California Comp is “Healthy and Stable”

William Zachry is a senior fellow at the Sedgwick Institute and is former group vice president for risk management for Albertson’s Companies. According to his commentary published in the East Bay Times, things have gotten much better in California Workers’ Compensation. Here are his comments.

California’s system is as maligned as any in the nation. A $26 billion behemoth, the rap on California’s system is that it overcharges employers and short-changes workers, with the difference ending up in the pockets of scurrilous medical providers and other ne’er-do-well vendors.

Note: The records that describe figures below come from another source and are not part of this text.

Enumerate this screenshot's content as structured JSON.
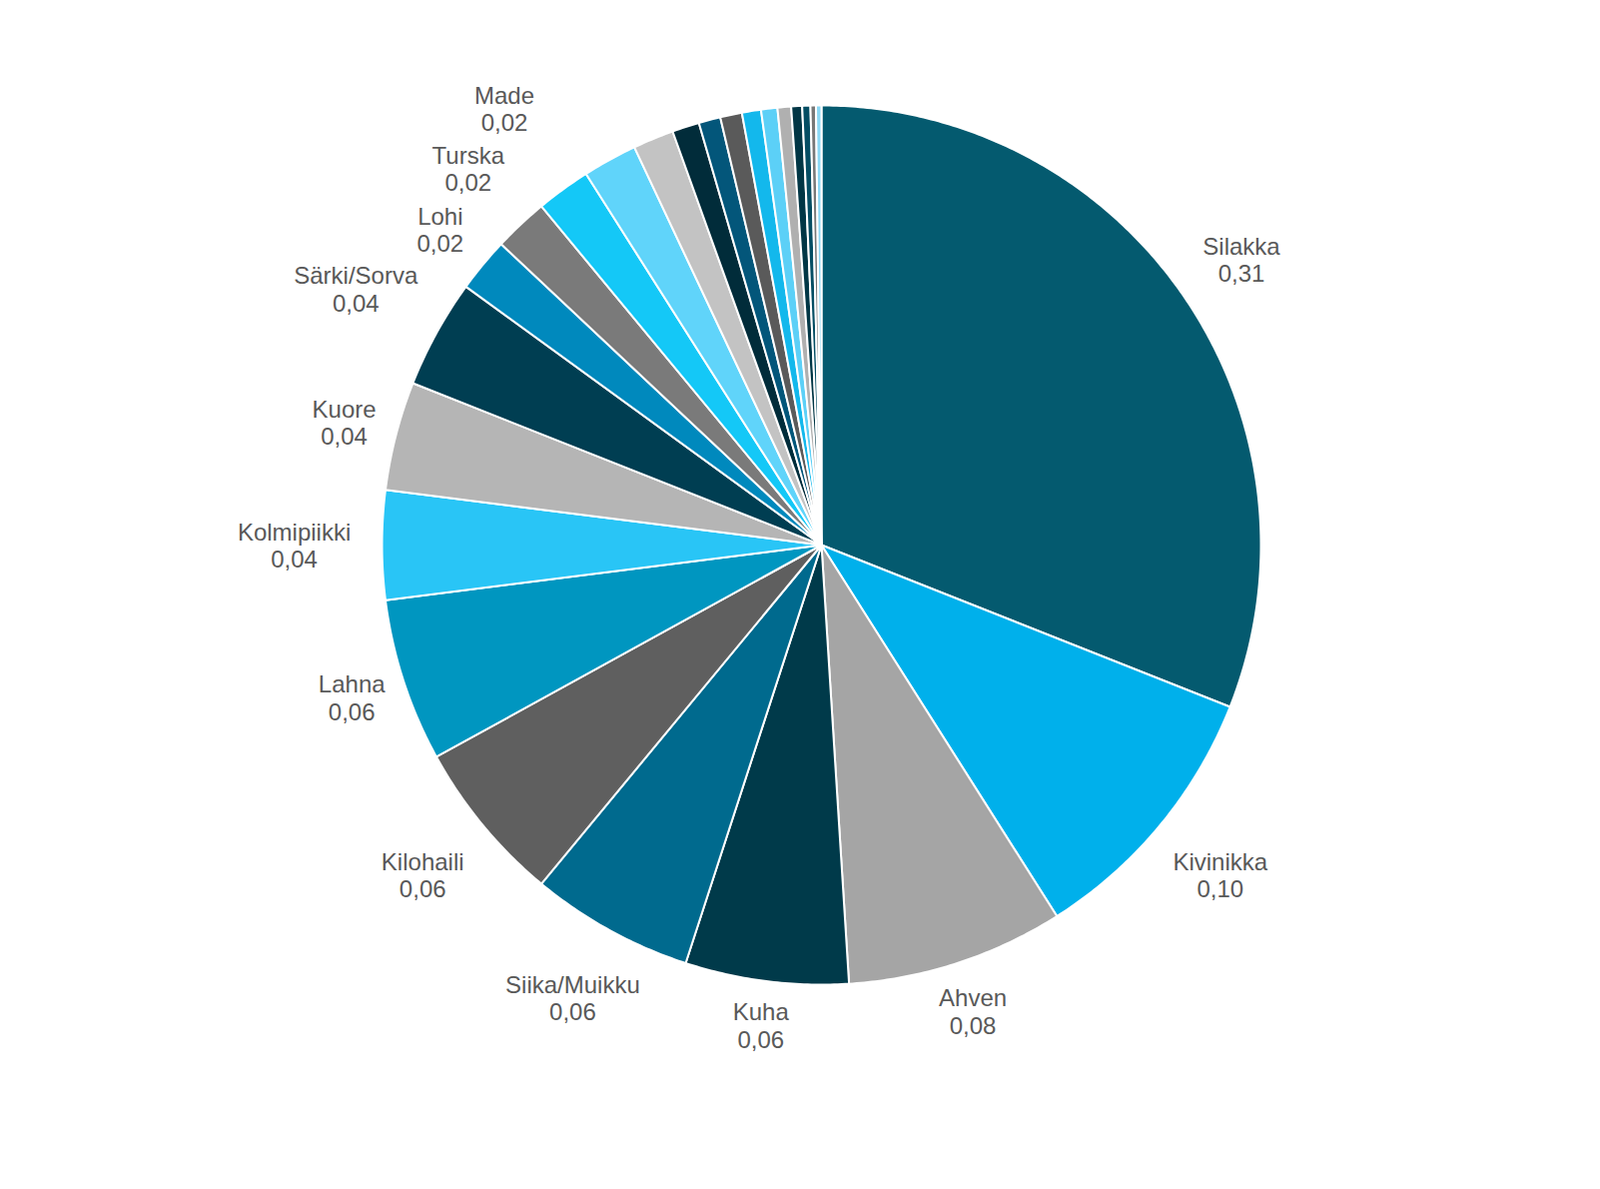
{
  "chart_data": {
    "type": "pie",
    "categories": [
      "Silakka",
      "Kivinikka",
      "Ahven",
      "Kuha",
      "Siika/Muikku",
      "Kilohaili",
      "Lahna",
      "Kolmipiikki",
      "Kuore",
      "Särki/Sorva",
      "Lohi",
      "Turska",
      "Made",
      null,
      null,
      null,
      null,
      null,
      null,
      null,
      null,
      null,
      null,
      null,
      null
    ],
    "values": [
      0.31,
      0.1,
      0.08,
      0.06,
      0.06,
      0.06,
      0.06,
      0.04,
      0.04,
      0.04,
      0.02,
      0.02,
      0.02,
      0.02,
      0.015,
      0.01,
      0.008,
      0.008,
      0.007,
      0.006,
      0.005,
      0.004,
      0.003,
      0.002,
      0.002
    ],
    "value_labels": [
      "0,31",
      "0,10",
      "0,08",
      "0,06",
      "0,06",
      "0,06",
      "0,06",
      "0,04",
      "0,04",
      "0,04",
      "0,02",
      "0,02",
      "0,02",
      null,
      null,
      null,
      null,
      null,
      null,
      null,
      null,
      null,
      null,
      null,
      null
    ],
    "colors": [
      "#045a6f",
      "#00b0eb",
      "#a5a5a5",
      "#003a4a",
      "#006a8e",
      "#5f5f5f",
      "#0096c0",
      "#29c5f6",
      "#b5b5b5",
      "#003e52",
      "#0089bd",
      "#7a7a7a",
      "#14c8f7",
      "#60d4fa",
      "#c3c3c3",
      "#012c3a",
      "#03567a",
      "#5a5a5a",
      "#13b8ec",
      "#5cd0f7",
      "#b0b0b0",
      "#013645",
      "#044d63",
      "#777777",
      "#8ad8f5"
    ],
    "data_labels": true
  }
}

Such criticisms are frequently based on cases that fall outside of the typical claims experience. These cases drive news coverage, which spawn legislative proposals to “fix” the system.

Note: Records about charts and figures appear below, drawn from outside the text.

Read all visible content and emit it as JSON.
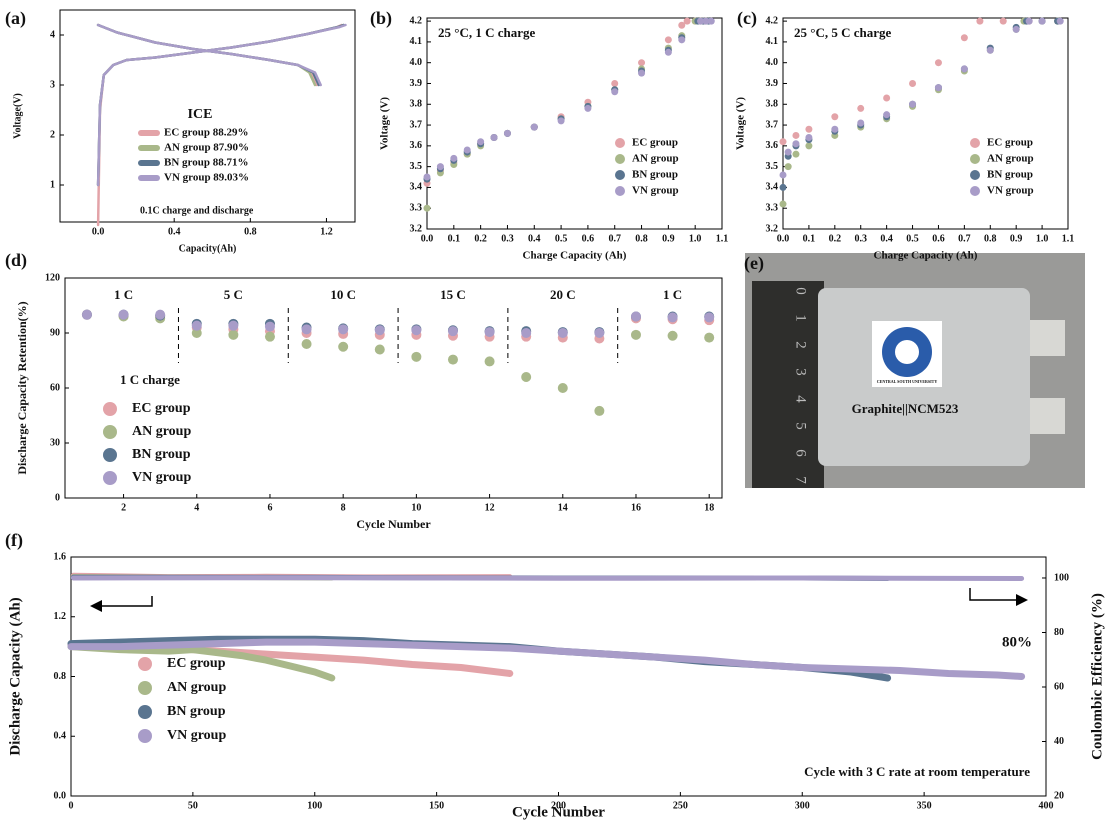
{
  "chart_data": [
    {
      "type": "line",
      "panel": "(a)",
      "x_label": "Capacity(Ah)",
      "y_label": "Voltage(V)",
      "xlim": [
        -0.2,
        1.35
      ],
      "ylim": [
        0.26,
        4.5
      ],
      "xticks": [
        {
          "value": 0,
          "label": "0.0"
        },
        0.4,
        0.8,
        1.2
      ],
      "yticks": [
        1,
        2,
        3,
        4
      ],
      "legend": "center",
      "legend_title": "ICE",
      "annotations": [
        "0.1C charge and discharge"
      ],
      "series": [
        {
          "name": "EC group 88.29%",
          "color": "#e3a3a8",
          "x": [
            0,
            0.01,
            0.03,
            0.08,
            0.15,
            0.3,
            0.5,
            0.7,
            0.9,
            1.1,
            1.25,
            1.28,
            null,
            0,
            0.1,
            0.3,
            0.5,
            0.7,
            0.9,
            1.05,
            1.12,
            1.15
          ],
          "values": [
            0.2,
            2.5,
            3.2,
            3.4,
            3.5,
            3.55,
            3.65,
            3.75,
            3.87,
            4.02,
            4.15,
            4.2,
            null,
            4.2,
            4.05,
            3.85,
            3.72,
            3.62,
            3.5,
            3.4,
            3.25,
            3.0
          ]
        },
        {
          "name": "AN group 87.90%",
          "color": "#a9b88a",
          "x": [
            0,
            0.01,
            0.03,
            0.08,
            0.15,
            0.3,
            0.5,
            0.7,
            0.9,
            1.1,
            1.26,
            1.29,
            null,
            0,
            0.1,
            0.3,
            0.5,
            0.7,
            0.9,
            1.05,
            1.11,
            1.14
          ],
          "values": [
            1.0,
            2.6,
            3.2,
            3.4,
            3.5,
            3.55,
            3.65,
            3.75,
            3.87,
            4.02,
            4.16,
            4.2,
            null,
            4.2,
            4.05,
            3.85,
            3.72,
            3.62,
            3.5,
            3.4,
            3.25,
            3.0
          ]
        },
        {
          "name": "BN group 88.71%",
          "color": "#5a7590",
          "x": [
            0,
            0.01,
            0.03,
            0.08,
            0.15,
            0.3,
            0.5,
            0.7,
            0.9,
            1.1,
            1.26,
            1.29,
            null,
            0,
            0.1,
            0.3,
            0.5,
            0.7,
            0.9,
            1.05,
            1.13,
            1.16
          ],
          "values": [
            1.0,
            2.6,
            3.2,
            3.4,
            3.5,
            3.55,
            3.65,
            3.75,
            3.87,
            4.02,
            4.16,
            4.2,
            null,
            4.2,
            4.05,
            3.85,
            3.72,
            3.62,
            3.5,
            3.4,
            3.25,
            3.0
          ]
        },
        {
          "name": "VN group 89.03%",
          "color": "#a89cc8",
          "x": [
            0,
            0.01,
            0.03,
            0.08,
            0.15,
            0.3,
            0.5,
            0.7,
            0.9,
            1.1,
            1.27,
            1.3,
            null,
            0,
            0.1,
            0.3,
            0.5,
            0.7,
            0.9,
            1.05,
            1.14,
            1.17
          ],
          "values": [
            1.0,
            2.6,
            3.2,
            3.4,
            3.5,
            3.55,
            3.65,
            3.75,
            3.87,
            4.02,
            4.16,
            4.2,
            null,
            4.2,
            4.05,
            3.85,
            3.72,
            3.62,
            3.5,
            3.4,
            3.25,
            3.0
          ]
        }
      ]
    },
    {
      "type": "scatter",
      "panel": "(b)",
      "x_label": "Charge Capacity (Ah)",
      "y_label": "Voltage (V)",
      "xlim": [
        0,
        1.1
      ],
      "ylim": [
        3.2,
        4.215
      ],
      "xticks": [
        {
          "value": 0,
          "label": "0.0"
        },
        0.1,
        0.2,
        0.3,
        0.4,
        0.5,
        0.6,
        0.7,
        0.8,
        0.9,
        {
          "value": 1,
          "label": "1.0"
        },
        1.1
      ],
      "yticks": [
        3.2,
        3.3,
        3.4,
        3.5,
        3.6,
        3.7,
        3.8,
        3.9,
        {
          "value": 4,
          "label": "4.0"
        },
        4.1,
        4.2
      ],
      "legend": "lower right",
      "annotations": [
        "25 °C, 1 C charge"
      ],
      "series": [
        {
          "name": "EC group",
          "color": "#e3a3a8",
          "x": [
            0,
            0.05,
            0.1,
            0.15,
            0.2,
            0.25,
            0.3,
            0.4,
            0.5,
            0.6,
            0.7,
            0.8,
            0.9,
            0.95,
            0.97,
            1.0,
            1.03
          ],
          "values": [
            3.42,
            3.48,
            3.52,
            3.56,
            3.61,
            3.64,
            3.66,
            3.69,
            3.74,
            3.81,
            3.9,
            4.0,
            4.11,
            4.18,
            4.2,
            4.2,
            4.2
          ]
        },
        {
          "name": "AN group",
          "color": "#a9b88a",
          "x": [
            0,
            0.05,
            0.1,
            0.15,
            0.2,
            0.25,
            0.3,
            0.4,
            0.5,
            0.6,
            0.7,
            0.8,
            0.9,
            0.95,
            1.0,
            1.02,
            1.04
          ],
          "values": [
            3.3,
            3.47,
            3.51,
            3.56,
            3.6,
            3.64,
            3.66,
            3.69,
            3.73,
            3.79,
            3.87,
            3.97,
            4.07,
            4.13,
            4.2,
            4.2,
            4.2
          ]
        },
        {
          "name": "BN group",
          "color": "#5a7590",
          "x": [
            0,
            0.05,
            0.1,
            0.15,
            0.2,
            0.25,
            0.3,
            0.4,
            0.5,
            0.6,
            0.7,
            0.8,
            0.9,
            0.95,
            1.01,
            1.03,
            1.05
          ],
          "values": [
            3.44,
            3.49,
            3.53,
            3.57,
            3.61,
            3.64,
            3.66,
            3.69,
            3.73,
            3.79,
            3.87,
            3.96,
            4.06,
            4.12,
            4.2,
            4.2,
            4.2
          ]
        },
        {
          "name": "VN group",
          "color": "#a89cc8",
          "x": [
            0,
            0.05,
            0.1,
            0.15,
            0.2,
            0.25,
            0.3,
            0.4,
            0.5,
            0.6,
            0.7,
            0.8,
            0.9,
            0.95,
            1.02,
            1.04,
            1.06
          ],
          "values": [
            3.45,
            3.5,
            3.54,
            3.58,
            3.62,
            3.64,
            3.66,
            3.69,
            3.72,
            3.78,
            3.86,
            3.95,
            4.05,
            4.11,
            4.2,
            4.2,
            4.2
          ]
        }
      ]
    },
    {
      "type": "scatter",
      "panel": "(c)",
      "x_label": "Charge Capacity (Ah)",
      "y_label": "Voltage (V)",
      "xlim": [
        0,
        1.1
      ],
      "ylim": [
        3.2,
        4.215
      ],
      "xticks": [
        {
          "value": 0,
          "label": "0.0"
        },
        0.1,
        0.2,
        0.3,
        0.4,
        0.5,
        0.6,
        0.7,
        0.8,
        0.9,
        {
          "value": 1,
          "label": "1.0"
        },
        1.1
      ],
      "yticks": [
        3.2,
        3.3,
        3.4,
        3.5,
        3.6,
        3.7,
        3.8,
        3.9,
        {
          "value": 4,
          "label": "4.0"
        },
        4.1,
        4.2
      ],
      "legend": "lower right",
      "annotations": [
        "25 °C, 5 C charge"
      ],
      "series": [
        {
          "name": "EC group",
          "color": "#e3a3a8",
          "x": [
            0,
            0.05,
            0.1,
            0.2,
            0.3,
            0.4,
            0.5,
            0.6,
            0.7,
            0.76,
            0.85,
            0.95,
            1.06
          ],
          "values": [
            3.62,
            3.65,
            3.68,
            3.74,
            3.78,
            3.83,
            3.9,
            4.0,
            4.12,
            4.2,
            4.2,
            4.2,
            4.2
          ]
        },
        {
          "name": "AN group",
          "color": "#a9b88a",
          "x": [
            0,
            0.02,
            0.05,
            0.1,
            0.2,
            0.3,
            0.4,
            0.5,
            0.6,
            0.7,
            0.8,
            0.9,
            0.93,
            1.0,
            1.06
          ],
          "values": [
            3.32,
            3.5,
            3.56,
            3.6,
            3.65,
            3.69,
            3.73,
            3.79,
            3.87,
            3.96,
            4.06,
            4.16,
            4.2,
            4.2,
            4.2
          ]
        },
        {
          "name": "BN group",
          "color": "#5a7590",
          "x": [
            0,
            0.02,
            0.05,
            0.1,
            0.2,
            0.3,
            0.4,
            0.5,
            0.6,
            0.7,
            0.8,
            0.9,
            0.94,
            1.0,
            1.06
          ],
          "values": [
            3.4,
            3.55,
            3.6,
            3.63,
            3.67,
            3.7,
            3.74,
            3.8,
            3.88,
            3.97,
            4.07,
            4.17,
            4.2,
            4.2,
            4.2
          ]
        },
        {
          "name": "VN group",
          "color": "#a89cc8",
          "x": [
            0,
            0.02,
            0.05,
            0.1,
            0.2,
            0.3,
            0.4,
            0.5,
            0.6,
            0.7,
            0.8,
            0.9,
            0.95,
            1.0,
            1.07
          ],
          "values": [
            3.46,
            3.57,
            3.61,
            3.64,
            3.68,
            3.71,
            3.75,
            3.8,
            3.88,
            3.97,
            4.06,
            4.16,
            4.2,
            4.2,
            4.2
          ]
        }
      ]
    },
    {
      "type": "scatter",
      "panel": "(d)",
      "x_label": "Cycle Number",
      "y_label": "Discharge Capacity Retention(%)",
      "xlim": [
        0.4,
        18.35
      ],
      "ylim": [
        0,
        120
      ],
      "xticks": [
        2,
        4,
        6,
        8,
        10,
        12,
        14,
        16,
        18
      ],
      "yticks": [
        0,
        30,
        60,
        90,
        120
      ],
      "legend": "lower left",
      "legend_title": "1 C charge",
      "rate_labels": [
        "1 C",
        "5 C",
        "10 C",
        "15 C",
        "20 C",
        "1 C"
      ],
      "x": [
        1,
        2,
        3,
        4,
        5,
        6,
        7,
        8,
        9,
        10,
        11,
        12,
        13,
        14,
        15,
        16,
        17,
        18
      ],
      "series": [
        {
          "name": "EC group",
          "color": "#e3a3a8",
          "values": [
            100,
            99.5,
            99,
            93,
            92,
            91,
            90,
            89.5,
            89,
            89,
            88.5,
            88,
            88,
            87.5,
            87,
            98,
            97.5,
            97
          ]
        },
        {
          "name": "AN group",
          "color": "#a9b88a",
          "values": [
            100,
            99,
            98,
            90,
            89,
            88,
            84,
            82.5,
            81,
            77,
            75.5,
            74.5,
            66,
            60,
            47.5,
            89,
            88.5,
            87.5
          ]
        },
        {
          "name": "BN group",
          "color": "#5a7590",
          "values": [
            100,
            100,
            99.5,
            95,
            95,
            95,
            93,
            92.5,
            92,
            92,
            91.5,
            91,
            91,
            90.5,
            90.5,
            99,
            99,
            99
          ]
        },
        {
          "name": "VN group",
          "color": "#a89cc8",
          "values": [
            100,
            100,
            100,
            94,
            94,
            93.5,
            92,
            92,
            91.5,
            91.5,
            91,
            90.5,
            90,
            90,
            90,
            99,
            98.5,
            98.5
          ]
        }
      ]
    },
    {
      "type": "line",
      "panel": "(f)",
      "x_label": "Cycle Number",
      "y_label": "Discharge Capacity (Ah)",
      "y2_label": "Coulombic Efficiency (%)",
      "xlim": [
        0,
        400
      ],
      "ylim": [
        0,
        1.6
      ],
      "y2lim": [
        20,
        107.7
      ],
      "xticks": [
        0,
        50,
        100,
        150,
        200,
        250,
        300,
        350,
        400
      ],
      "yticks": [
        {
          "value": 0,
          "label": "0.0"
        },
        0.4,
        0.8,
        1.2,
        1.6
      ],
      "y2ticks": [
        20,
        40,
        60,
        80,
        100
      ],
      "legend": "lower left",
      "annotations": [
        "80%",
        "Cycle with 3 C rate at room temperature"
      ],
      "series": [
        {
          "name": "EC group",
          "color": "#e3a3a8",
          "x": [
            0,
            20,
            40,
            60,
            80,
            100,
            120,
            140,
            160,
            180
          ],
          "values": [
            1.01,
            1.0,
            0.99,
            0.97,
            0.95,
            0.93,
            0.91,
            0.88,
            0.86,
            0.82
          ]
        },
        {
          "name": "AN group",
          "color": "#a9b88a",
          "x": [
            0,
            20,
            40,
            50,
            60,
            70,
            80,
            90,
            100,
            107
          ],
          "values": [
            1.0,
            0.98,
            0.97,
            0.98,
            0.96,
            0.94,
            0.91,
            0.87,
            0.83,
            0.79
          ]
        },
        {
          "name": "BN group",
          "color": "#5a7590",
          "x": [
            0,
            20,
            40,
            60,
            80,
            100,
            120,
            140,
            160,
            180,
            200,
            220,
            240,
            260,
            280,
            300,
            320,
            335
          ],
          "values": [
            1.02,
            1.03,
            1.04,
            1.05,
            1.05,
            1.05,
            1.04,
            1.02,
            1.01,
            1.0,
            0.97,
            0.95,
            0.93,
            0.9,
            0.88,
            0.86,
            0.83,
            0.79
          ]
        },
        {
          "name": "VN group",
          "color": "#a89cc8",
          "x": [
            0,
            20,
            40,
            60,
            80,
            100,
            120,
            140,
            160,
            180,
            200,
            220,
            240,
            260,
            280,
            300,
            320,
            340,
            360,
            380,
            390
          ],
          "values": [
            1.0,
            1.0,
            1.01,
            1.02,
            1.03,
            1.03,
            1.02,
            1.01,
            1.0,
            0.99,
            0.97,
            0.95,
            0.93,
            0.91,
            0.88,
            0.86,
            0.85,
            0.84,
            0.82,
            0.81,
            0.8
          ]
        },
        {
          "color": "#e3a3a8",
          "axis": "y2",
          "x": [
            1,
            40,
            80,
            120,
            180
          ],
          "values": [
            101,
            100.5,
            100.6,
            100.4,
            100.5
          ]
        },
        {
          "color": "#a9b88a",
          "axis": "y2",
          "x": [
            1,
            50,
            107
          ],
          "values": [
            100.5,
            100.2,
            100
          ]
        },
        {
          "color": "#5a7590",
          "axis": "y2",
          "x": [
            1,
            100,
            200,
            300,
            335
          ],
          "values": [
            100.3,
            100.2,
            100,
            100,
            99.8
          ]
        },
        {
          "color": "#a89cc8",
          "axis": "y2",
          "x": [
            1,
            100,
            200,
            300,
            390
          ],
          "values": [
            100,
            100.1,
            99.9,
            100,
            99.8
          ]
        }
      ]
    }
  ],
  "photo": {
    "panel": "(e)",
    "ruler": [
      "0",
      "1",
      "2",
      "3",
      "4",
      "5",
      "6",
      "7"
    ],
    "logo_text": "CENTRAL SOUTH UNIVERSITY",
    "caption": "Graphite||NCM523"
  }
}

But beneath the headlines, facts show that California’s system has improved by many measures.

— Higher benefits. In 2012, lawmakers increased injured worker disability benefits by $1 billion, using money squeezed out of system inefficiencies and cracking down on fraud. A review by the Department of Industrial Relations shows that benefits have increased by 30 percent.
— Stable insurance rates. California remains the most expensive state in the nation. But reforms have halted the wild swings that took employers for a ride every few years. Compared to 2001-2009, when rates shot up 80 percent and then fell by 67 percent, rates have moved up and down by 5 percent or less over the past four years.
— Fewer claims. Between 2010 and 2014, workers’ comp claims were increasing in California while decreasing in other states, driven largely by injury claims in Los Angeles. In 2015, claim filings started to decrease again, consistent with national trends and California’s own decades-long decline in workplace injuries.
— Quicker claims closure. All data and workers’ comp wisdom says the system is at its best when workers get treated, paid and back to work. Shorter claim life improves an injured worker’s chance of making a full recovery, both physically and economically. Since 2009, California’s rate of claims closed within three years has increased from 55 percent to 60 percent.
— Ousted Medical Fraudsters. In 2016, lawmakers empowered the Department of Industrial Relations to suspend medical providers who have been indicted or convicted of medical fraud, yet continue to treat injured workers and submit payment demands known as “liens.” Thus far, the DIR has halted $1 billion worth of these liens and suspended 23 fraudulent medical providers.
— Evidence-based medicine. Since the early 2000s, California has worked to adopt medical treatment guidelines for injured workers that are based on published medical evidence. Although criticized as “cookbook medicine” and criticized as an impediment to care, research shows that today 95 percent of all medical treatment requests are approved through “utilization review.” Just 4 percent are properly denied because they aren’t supported by medical evidence. That’s a 99 percent success rate for evidence-based care.
— Lower medical costs. Squeezing inappropriate and fraudulent care out of the system has halted huge spikes in California’s workers’ comp medical inflation. After a five-fold increase since 1990, average medical costs per claim have decreased by 10 percent since 2011.

Does California’s system still have problems? Absolutely.

California’s system is still the most expensive. We have more claims that result in a partial permanent disability award than any other state in the nation. We also have a new species of fraud which has to be stamped out. Our claims are more expensive and involve more litigation than elsewhere. We spend a disproportionate amount on expenses to deliver benefits to injured workers. And our claims drag on too long.

On balance, however, Mr. Zachary concludes that California’s workers’ compensation system is as healthy and stable as any time in recent history.